- Born: March 9, 1757 Bordeaux, France
- Died: May 2, 1826 (aged 69) Philadelphia, Pennsylvania, US
- Occupations: Soldier, merchant
- Spouse: Miriam Marks

= Benjamin Nones =

American soldier

Benjamin Abraham Nones was an American patriot, soldier, merchant, slave owner, and abolitionist. He was a respected merchant in Philadelphia and a prominent member of the city's Jewish community. He served as a major in the Continental Army.

==Life==

Nones, a Sephardic Jew, was born in Bordeaux, France in 1757. He was the son of Rachel and Abraham Nones. Nones was a respected merchant in Philadelphia. Influential in the city's Jewish community, he was a member of Congregation Mikveh Israel. Nones served as the parnas of Mikveh Israel for 13 years and was an officer for the Society of Ezrath Orchim, Philadelphia's first Jewish charity. Nones was appointed a major in the Continental Army during the American Revolutionary War. He served on the staffs of George Washington and of the Marquis de Lafayette. He also fought in the siege of Savannah in 1779. He was captured by the British at the siege of Charleston in 1780, and remained a prisoner of war until the Franco-American victory at the siege of Yorktown in October 1781.

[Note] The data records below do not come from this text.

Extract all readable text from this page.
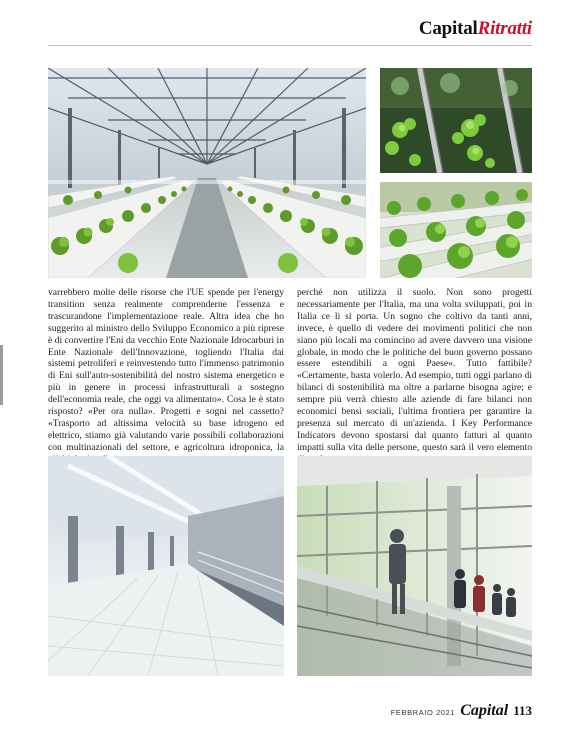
CapitalRitratti
varrebbero molte delle risorse che l'UE spende per l'energy transition senza realmente comprenderne l'essenza e trascurandone l'implementazione reale. Altra idea che ho suggerito al ministro dello Sviluppo Economico a più riprese è di convertire l'Eni da vecchio Ente Nazionale Idrocarburi in Ente Nazionale dell'Innovazione, togliendo l'Italia dai sistemi petroliferi e reinvestendo tutto l'immenso patrimonio di Eni sull'auto-sostenibilità del nostro sistema energetico e più in genere in processi infrastrutturali a sostegno dell'economia reale, che oggi va alimentato». Cosa le è stato risposto? «Per ora nulla». Progetti e sogni nel cassetto? «Trasporto ad altissima velocità su base idrogeno ed elettrico, stiamo già valutando varie possibili collaborazioni con multinazionali del settore, e agricoltura idroponica, la
perché non utilizza il suolo. Non sono progetti necessariamente per l'Italia, ma una volta sviluppati, poi in Italia ce li si porta. Un sogno che coltivo da tanti anni, invece, è quello di vedere dei movimenti politici che non siano più locali ma comincino ad avere davvero una visione globale, in modo che le politiche del buon governo possano essere estendibili a ogni Paese». Tutto fattibile? «Certamente, basta volerlo. Ad esempio, tutti oggi parlano di bilanci di sostenibilità ma oltre a parlarne bisogna agire; e sempre più verrà chiesto alle aziende di fare bilanci non economici bensì sociali, l'ultima frontiera per garantire la presenza sul mercato di un'azienda. I Key Performance Indicators devono spostarsi dal quanto fatturi al quanto impatti sulla vita delle persone, questo sarà il vero elemento
FEBBRAIO 2021 Capital 113
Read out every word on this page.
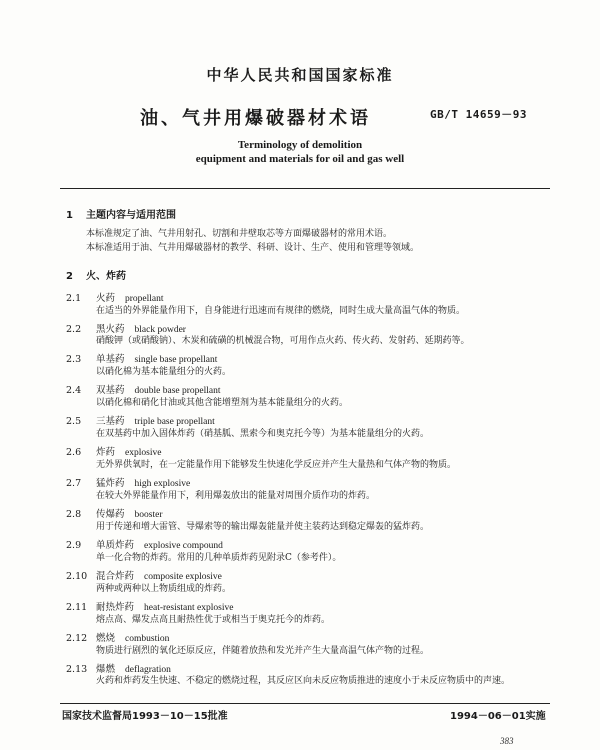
中华人民共和国国家标准
油、气井用爆破器材术语	GB/T 14659－93
Terminology of demolition
equipment and materials for oil and gas well
1 主题内容与适用范围
本标准规定了油、气井用射孔、切割和井壁取芯等方面爆破器材的常用术语。
本标准适用于油、气井用爆破器材的教学、科研、设计、生产、使用和管理等领域。
2 火、炸药
2.1 火药 propellant
在适当的外界能量作用下，自身能进行迅速而有规律的燃烧，同时生成大量高温气体的物质。
2.2 黑火药 black powder
硝酸钾（或硝酸钠）、木炭和硫磺的机械混合物，可用作点火药、传火药、发射药、延期药等。
2.3 单基药 single base propellant
以硝化棉为基本能量组分的火药。
2.4 双基药 double base propellant
以硝化棉和硝化甘油或其他含能增塑剂为基本能量组分的火药。
2.5 三基药 triple base propellant
在双基药中加入固体炸药（硝基胍、黑索今和奥克托今等）为基本能量组分的火药。
2.6 炸药 explosive
无外界供氧时，在一定能量作用下能够发生快速化学反应并产生大量热和气体产物的物质。
2.7 猛炸药 high explosive
在较大外界能量作用下，利用爆轰放出的能量对周围介质作功的炸药。
2.8 传爆药 booster
用于传递和增大雷管、导爆索等的输出爆轰能量并使主装药达到稳定爆轰的猛炸药。
2.9 单质炸药 explosive compound
单一化合物的炸药。常用的几种单质炸药见附录C（参考件）。
2.10 混合炸药 composite explosive
两种或两种以上物质组成的炸药。
2.11 耐热炸药 heat-resistant explosive
熔点高、爆发点高且耐热性优于或相当于奥克托今的炸药。
2.12 燃烧 combustion
物质进行剧烈的氧化还原反应，伴随着放热和发光并产生大量高温气体产物的过程。
2.13 爆燃 deflagration
火药和炸药发生快速、不稳定的燃烧过程，其反应区向未反应物质推进的速度小于未反应物质中的声速。
国家技术监督局1993－10－15批准	1994－06－01实施
383
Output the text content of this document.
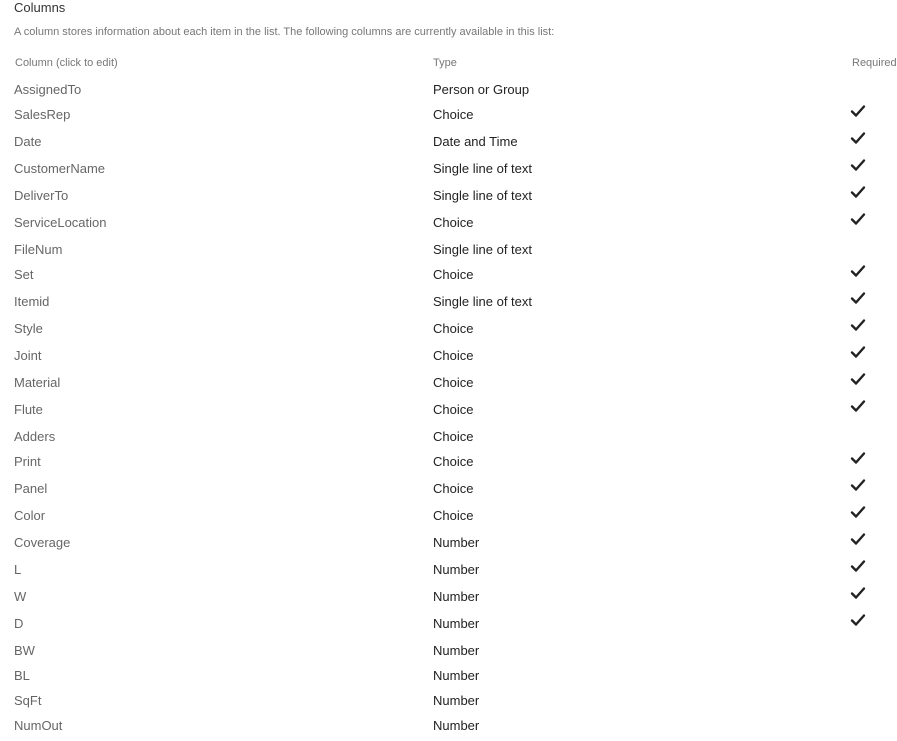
Columns
A column stores information about each item in the list. The following columns are currently available in this list:
Column (click to edit)	Type	Required
AssignedTo	Person or Group
SalesRep	Choice
Date	Date and Time
CustomerName	Single line of text
DeliverTo	Single line of text
ServiceLocation	Choice
FileNum	Single line of text
Set	Choice
Itemid	Single line of text
Style	Choice
Joint	Choice
Material	Choice
Flute	Choice
Adders	Choice
Print	Choice
Panel	Choice
Color	Choice
Coverage	Number
L	Number
W	Number
D	Number
BW	Number
BL	Number
SqFt	Number
NumOut	Number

In the summer of 1800, an antisemitic attack against Nones was printed in the Gazette of the United States. Nones responded in writing that "I am a Jew, and if for no other reason, for that reason I am a republican...In republics we have rights, in monarchies we live but to experience wrongs." Nones is buried at Mikveh Israel Cemetery in Philadelphia. The actress Jill Clayburgh is the great-great-great-granddaughter of Nones and the actress Lily Rabe is his great-great-great-great-granddaughter.